While previous generations of Tibetan scholars—influenced by waves of exiles fleeing persecution in the 1960s—focused primarily on Buddhist studies and the diplomatic and historic relationship between China and Tibet, Van Vleet’s research cracks that open.
She and other intellectual historians of Tibet think about that relationship not only in terms of modern international law, but outside contexts specific to western intellectual traditions as well. They are interested in situating the particular social and cultural history of Tibet alongside how Tibetan society and politics were organized according to frameworks particular to Tibetan Buddhism. She notes that Tibetan Buddhism should not be narrowly thought of as a religion, but as an organizing school of thought that informed the landscape of governance in Tibet. More importantly, however, such operative frameworks are not understood as static, and, though altered by the rise of secular governance in China, continue to frame politics and culture today.
“As an intellectual historian of Tibet, the concept of impermanence, I think about all the time. I think about it when I’m frustrated… when things aren’t going my way. It gives me a real perspective to know that the things I’m excited about I can’t hold on to and the things that irritate me also won’t be around forever.”
Perhaps it is this acceptance of the impermanence of things that got her through the trying aspects of conducting research in Tibet such as the altitude and remoteness. The former is not to be taken lightly.

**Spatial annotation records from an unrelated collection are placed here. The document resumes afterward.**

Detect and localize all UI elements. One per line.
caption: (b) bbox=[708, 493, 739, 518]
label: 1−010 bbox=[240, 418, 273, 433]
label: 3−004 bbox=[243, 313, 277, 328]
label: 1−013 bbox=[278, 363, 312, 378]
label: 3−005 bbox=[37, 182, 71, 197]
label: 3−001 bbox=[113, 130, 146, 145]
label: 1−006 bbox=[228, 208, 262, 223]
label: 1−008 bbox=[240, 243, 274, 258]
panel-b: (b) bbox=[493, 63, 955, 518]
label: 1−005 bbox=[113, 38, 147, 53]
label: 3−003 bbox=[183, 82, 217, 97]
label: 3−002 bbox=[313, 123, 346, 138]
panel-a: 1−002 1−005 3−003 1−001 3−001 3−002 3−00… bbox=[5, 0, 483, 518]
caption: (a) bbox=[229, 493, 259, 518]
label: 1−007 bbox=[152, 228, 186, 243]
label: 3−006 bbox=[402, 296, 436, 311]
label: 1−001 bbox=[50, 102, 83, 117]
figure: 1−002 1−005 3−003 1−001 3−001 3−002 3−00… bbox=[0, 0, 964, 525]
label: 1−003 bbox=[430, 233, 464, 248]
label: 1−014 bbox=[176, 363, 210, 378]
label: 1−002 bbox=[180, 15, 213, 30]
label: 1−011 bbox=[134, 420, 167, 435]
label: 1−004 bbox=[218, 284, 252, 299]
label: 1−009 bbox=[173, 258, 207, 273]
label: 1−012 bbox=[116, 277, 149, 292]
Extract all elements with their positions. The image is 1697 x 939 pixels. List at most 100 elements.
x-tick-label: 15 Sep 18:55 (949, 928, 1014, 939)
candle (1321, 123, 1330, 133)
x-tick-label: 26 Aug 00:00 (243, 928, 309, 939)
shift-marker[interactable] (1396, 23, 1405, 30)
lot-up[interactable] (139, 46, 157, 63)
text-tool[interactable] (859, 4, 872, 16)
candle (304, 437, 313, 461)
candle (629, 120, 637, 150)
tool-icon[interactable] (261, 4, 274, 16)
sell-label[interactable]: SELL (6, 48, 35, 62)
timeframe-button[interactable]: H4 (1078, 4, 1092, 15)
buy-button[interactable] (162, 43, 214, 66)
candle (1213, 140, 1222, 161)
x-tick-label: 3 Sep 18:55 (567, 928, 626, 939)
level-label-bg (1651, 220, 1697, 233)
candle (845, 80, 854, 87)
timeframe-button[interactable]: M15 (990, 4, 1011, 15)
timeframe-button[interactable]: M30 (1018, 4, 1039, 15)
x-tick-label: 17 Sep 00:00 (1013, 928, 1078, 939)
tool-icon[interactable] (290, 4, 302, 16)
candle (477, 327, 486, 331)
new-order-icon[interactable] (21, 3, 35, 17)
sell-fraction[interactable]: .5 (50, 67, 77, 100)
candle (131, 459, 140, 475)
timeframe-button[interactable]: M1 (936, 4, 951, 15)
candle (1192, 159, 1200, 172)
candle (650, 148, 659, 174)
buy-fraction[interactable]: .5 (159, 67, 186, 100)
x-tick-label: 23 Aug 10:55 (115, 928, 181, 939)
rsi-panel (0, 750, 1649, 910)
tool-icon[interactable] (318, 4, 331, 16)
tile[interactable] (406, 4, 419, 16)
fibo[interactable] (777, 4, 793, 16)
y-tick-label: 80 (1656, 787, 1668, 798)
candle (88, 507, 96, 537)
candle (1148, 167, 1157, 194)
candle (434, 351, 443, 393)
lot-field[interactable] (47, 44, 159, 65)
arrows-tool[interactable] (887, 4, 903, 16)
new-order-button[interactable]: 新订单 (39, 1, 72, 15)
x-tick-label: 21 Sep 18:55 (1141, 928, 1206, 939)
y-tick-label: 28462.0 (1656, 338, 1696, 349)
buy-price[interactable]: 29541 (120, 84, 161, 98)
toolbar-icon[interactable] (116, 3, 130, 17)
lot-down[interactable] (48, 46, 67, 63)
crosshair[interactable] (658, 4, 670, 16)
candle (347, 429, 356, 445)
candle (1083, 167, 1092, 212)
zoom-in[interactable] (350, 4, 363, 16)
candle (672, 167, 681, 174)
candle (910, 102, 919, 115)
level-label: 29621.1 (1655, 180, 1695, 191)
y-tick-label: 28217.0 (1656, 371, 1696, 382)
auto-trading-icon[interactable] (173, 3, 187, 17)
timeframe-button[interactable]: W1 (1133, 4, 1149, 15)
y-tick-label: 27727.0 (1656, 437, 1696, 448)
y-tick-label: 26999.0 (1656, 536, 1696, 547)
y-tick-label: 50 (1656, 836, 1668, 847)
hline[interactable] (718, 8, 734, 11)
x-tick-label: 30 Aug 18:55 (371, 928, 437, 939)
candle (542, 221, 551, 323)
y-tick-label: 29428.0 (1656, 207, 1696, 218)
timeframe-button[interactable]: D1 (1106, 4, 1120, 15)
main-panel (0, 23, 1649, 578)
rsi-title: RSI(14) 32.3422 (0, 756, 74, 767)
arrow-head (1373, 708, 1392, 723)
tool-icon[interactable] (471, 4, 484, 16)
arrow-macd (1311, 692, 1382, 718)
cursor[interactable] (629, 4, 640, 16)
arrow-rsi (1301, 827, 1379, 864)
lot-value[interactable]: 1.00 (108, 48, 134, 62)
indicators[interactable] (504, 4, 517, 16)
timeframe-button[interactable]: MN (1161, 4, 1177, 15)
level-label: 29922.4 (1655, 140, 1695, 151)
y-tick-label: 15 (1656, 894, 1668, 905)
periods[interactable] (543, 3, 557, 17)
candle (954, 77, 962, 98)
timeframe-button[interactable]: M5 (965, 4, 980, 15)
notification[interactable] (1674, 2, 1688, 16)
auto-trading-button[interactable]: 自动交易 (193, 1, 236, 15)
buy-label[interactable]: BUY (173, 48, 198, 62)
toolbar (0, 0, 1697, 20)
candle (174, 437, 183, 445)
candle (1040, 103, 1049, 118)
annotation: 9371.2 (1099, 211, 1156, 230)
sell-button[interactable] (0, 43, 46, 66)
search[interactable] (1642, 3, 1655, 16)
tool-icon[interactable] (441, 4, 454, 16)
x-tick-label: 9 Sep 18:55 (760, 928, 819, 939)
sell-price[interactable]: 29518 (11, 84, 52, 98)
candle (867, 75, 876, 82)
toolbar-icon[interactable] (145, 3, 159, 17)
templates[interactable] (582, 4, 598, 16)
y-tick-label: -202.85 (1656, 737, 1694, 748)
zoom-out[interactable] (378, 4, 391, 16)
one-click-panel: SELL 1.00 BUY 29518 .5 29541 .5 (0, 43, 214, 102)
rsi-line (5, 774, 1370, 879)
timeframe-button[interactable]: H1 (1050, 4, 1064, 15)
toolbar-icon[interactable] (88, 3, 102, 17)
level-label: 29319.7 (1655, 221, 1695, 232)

Altitude exposure impacts everyone differently and can be dangerous. Remoteness, however, is a bit of a misdirection. While most Tibetans live outside of urban areas, the Tibetan sphere of influence is about the size of Western Europe and comprises northern India, Bhutan, five Chinese provinces, and parts of Mongolia and Siberia. Tibet’s remoteness highlights its vastness—a constant reminder of its singular, regional significance.
These experiences have taught Van Vleet the importance of curiosity, compassion, and patience in a fast-changing world. She encourages students and scholars alike to observe, ask questions, and—above all—listen and learn.
“Learn deeply if you can but also just learn some if you can,” she says. “Don’t be intimidated… It opens doors you don’t even know are closed to you.”
Dr. Van Vleet’s upcoming book project, Plagues and Precious Pills: Medicine, Tibetan Buddhism, and the Politics of Learning in Qing China (working title), looks at medical institutions within networks of monasteries across Tibet, Mongolia, and China during the Qing dynasty. The book asks what it means for medicine to be taught within the framework of Tibetan Buddhism, as well as how this relationship between medical practice and Tibetan Buddhism was important in legitimizing governance on local, regional, and imperial levels before the rise of the modern Chinese state.